Despite the industry’s tendency to cast her in “naive teen” scenarios, sexual intensity is yet another layer in the Maya Woulfe persona, and one very close to the core.

“The beautiful thing about being able to make up your own character is that it can be a blend of reality and persona,” she says. “You get to pick and choose whoever you want to be. I’ve been into kink and fetish stuff for a long time, well before I got into the porn industry. Even if they want me to play innocent, sometime I just want to say, ‘Slap my fucking face, choke me.’ That is part of my character, but it's also part of my own real personality.”

There are things the Maya character says in social media that she herself wouldn't ever really say.

“I would say I turn the dial up on the innocent and unassuming side of myself, and because of that, people would never fucking guess that I’ve done a lot of crazy shit,” she adds.

Beyond the real person and the Maya Woulfe persona, there are the acting parts that directors are now specifically writing for her. Woulfe is starring in two of this year’s most high-profile studio releases, Ricky Greenwood’s “Grinders” for Adult Time, and Casey Calvert’s “Going Up” for Lust Cinema.

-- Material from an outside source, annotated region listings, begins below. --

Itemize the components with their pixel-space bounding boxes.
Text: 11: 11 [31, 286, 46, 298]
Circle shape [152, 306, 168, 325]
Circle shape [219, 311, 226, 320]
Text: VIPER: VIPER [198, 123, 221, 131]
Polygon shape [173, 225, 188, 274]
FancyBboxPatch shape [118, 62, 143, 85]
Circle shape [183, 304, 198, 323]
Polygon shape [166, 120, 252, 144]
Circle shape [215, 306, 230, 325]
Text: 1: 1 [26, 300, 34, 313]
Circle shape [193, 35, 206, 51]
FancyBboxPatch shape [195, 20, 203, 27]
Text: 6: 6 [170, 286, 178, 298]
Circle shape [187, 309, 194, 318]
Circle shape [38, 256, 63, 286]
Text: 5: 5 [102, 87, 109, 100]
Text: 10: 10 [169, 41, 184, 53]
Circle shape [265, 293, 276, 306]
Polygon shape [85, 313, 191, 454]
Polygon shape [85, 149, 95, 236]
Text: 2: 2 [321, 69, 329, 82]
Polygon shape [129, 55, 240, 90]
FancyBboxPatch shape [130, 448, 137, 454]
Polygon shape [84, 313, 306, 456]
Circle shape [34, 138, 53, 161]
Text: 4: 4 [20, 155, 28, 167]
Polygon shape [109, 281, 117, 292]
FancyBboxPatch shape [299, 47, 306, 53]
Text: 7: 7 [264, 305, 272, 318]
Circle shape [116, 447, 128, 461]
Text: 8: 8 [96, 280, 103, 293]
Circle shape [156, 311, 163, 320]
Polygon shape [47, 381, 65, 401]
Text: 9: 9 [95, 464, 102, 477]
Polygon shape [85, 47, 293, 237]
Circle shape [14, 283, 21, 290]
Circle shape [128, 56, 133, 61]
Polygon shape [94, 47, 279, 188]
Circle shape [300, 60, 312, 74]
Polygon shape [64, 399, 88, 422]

“I love to act, and I found out through the porn industry that I'm actually pretty good at it,” Woulfe marvels. “I love getting to do more than just a one-day scene, just being able to get to know a character and pick on their mentality a little bit and do method acting, which I didn't even know what that was when I started doing it!”

Woulfe says larger-scale projects enable her to get inside a character in a big way, which she enjoys.

“Casey shot ‘Going Up’ in over 14 days. ‘Grinders’ took seven or eight days. It's fun to be able to stretch that muscle. I get excited about it. I feel grateful to have been able to do as many features as I have already, not only doing the features, but I've been given five big roles in two years. That's something that some people don't ever get to do in their entire career. I feel very fortunate.”

Acting is but one facet of what Woulfe calls her art.

“I have a lot of different mediums I work in,” she explains. “I write poetry and I make visual art. I am currently illustrating the first anthology of my poetry, ‘Looking Glass.’ And I like to dance. I’m starting to get into photography now. And I bought a sewing machine and started learning how to fabricate clothes.

“I'm able to do all these things,” she acknowledges, “because of sex work. Sex work has such an appeal too because I'm able to make a significant amount of money, and it gives me the time to work on my artistic endeavors and whatever else piques my interest. I think that's why it works for me.”